Les spécificités ultramarines sont d'abord conjoncturelles. Le début de la programmation a coïncidé avec la fusion des collectivités de Guyane et de Martinique en une collectivité unique. Il n'y a pas de lien de cause à effet, mais cet élément de contexte a compliqué le démarrage de la programmation. Par ailleurs, certaines collectivités - notamment la Guyane et surtout Mayotte et, dans une moindre mesure, les directions des entreprises, de la concurrence, de la consommation, du travail et de l'emploi pour le FSE - sont pénalisés par une faible attractivité pour attirer et fidéliser des agents formés à la gestion des des fonds européens. Au Secrétariat général pour les affaires régionales (SGAR) de Mayotte, les agents sont majoritairement contractuels et restent en poste un à deux ans maximum. Ce turn-over est également important en Guyane. Les autorités de gestion décentralisées ont été confrontées au même problème et n'ont pas toutes pu bénéficier du transfert d'agents de l'État, souvent repartis en métropole.

En outre, une autorité de gestion du FEDER en outre-mer gère de nombreux dossiers techniques et complexes sur les ports, les aéroports, les routes, les déchets, l'assainissement, etc. L'ingénierie publique et privée est souvent faible. On observe une telle situation pour les crédits de l'État, comme les fonds exceptionnels et les contrats de plan État-région. Les projets ont du mal à sortir faute d'ingénierie suffisante et compte tenu de la complexité des dossiers ultramarins - spécificités foncières, normes parasismiques ou para-cycloniques.

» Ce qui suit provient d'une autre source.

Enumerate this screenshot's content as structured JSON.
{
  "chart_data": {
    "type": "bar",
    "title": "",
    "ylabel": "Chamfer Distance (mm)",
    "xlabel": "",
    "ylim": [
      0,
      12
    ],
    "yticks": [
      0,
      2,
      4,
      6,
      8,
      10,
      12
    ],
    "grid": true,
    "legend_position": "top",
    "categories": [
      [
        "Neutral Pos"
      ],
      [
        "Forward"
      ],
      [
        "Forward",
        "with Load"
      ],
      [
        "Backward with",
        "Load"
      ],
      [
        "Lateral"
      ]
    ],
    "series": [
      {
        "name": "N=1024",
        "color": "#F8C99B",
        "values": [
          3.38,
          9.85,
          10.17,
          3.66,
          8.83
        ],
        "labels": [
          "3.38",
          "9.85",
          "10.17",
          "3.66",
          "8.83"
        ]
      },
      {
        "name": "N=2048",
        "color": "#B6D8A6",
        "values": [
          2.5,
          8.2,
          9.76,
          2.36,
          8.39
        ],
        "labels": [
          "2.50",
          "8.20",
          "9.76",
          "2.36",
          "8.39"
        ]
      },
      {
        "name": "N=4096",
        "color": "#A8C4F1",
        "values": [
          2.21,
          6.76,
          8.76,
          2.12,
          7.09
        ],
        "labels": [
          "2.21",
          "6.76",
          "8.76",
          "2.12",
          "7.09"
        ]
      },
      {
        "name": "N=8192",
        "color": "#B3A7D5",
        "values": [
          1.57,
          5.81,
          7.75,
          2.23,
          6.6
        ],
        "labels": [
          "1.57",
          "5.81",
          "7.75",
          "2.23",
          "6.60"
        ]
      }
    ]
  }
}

Nous avons actuellement deux préoccupations : d'abord, nous craignons le risque de dégagement d'office. Il n'y a pas eu, en 2018, de dégagement d'office, sauf sur le programme INTERREG Mayotte/Madagascar/Comores, à hauteur de 200 000 euros. En 2019, sur le FEDER et le FSE, de nombreuses RUP ne présentent pas de risque de dégagement d'office, même si la marche est plus haute. Il existe un risque de dégagement d'office pour le FSE à Mayotte, mais qui est géré par l'État et non par la collectivité. En revanche, nous sommes préoccupés par le FEADER : la Martinique et la Guyane, fin mai, étaient à 65 % du seuil de dégagement d'office. La marche est élevée, mais les responsables sont conscients des difficultés et y travaillent.

Deuxième point d'attention : le CFP post-2020. Le ministère des outre-mer est attaché au maintien de spécificités ultramarines dans les fonds, avec le maintien d'un taux de cofinancement spécifique et une concentration thématique sur des priorités ultramarines - eau, déchets, environnement. Nous ne voulons pas que les projets soient entravés par une concentration inadaptée, des règles d'éligibilité trop strictes - ainsi, la Commission européenne prévoit à ce stade l'inéligibilité de projets de valorisation des déchets-. Nous sommes également attentifs aux montants financiers, l'ASRUP notamment, mais plus généralement le montant global pour les RUP et PTOM dans le cadre des négociations réglementaires. La négociation financière se tiendra au second semestre 2019.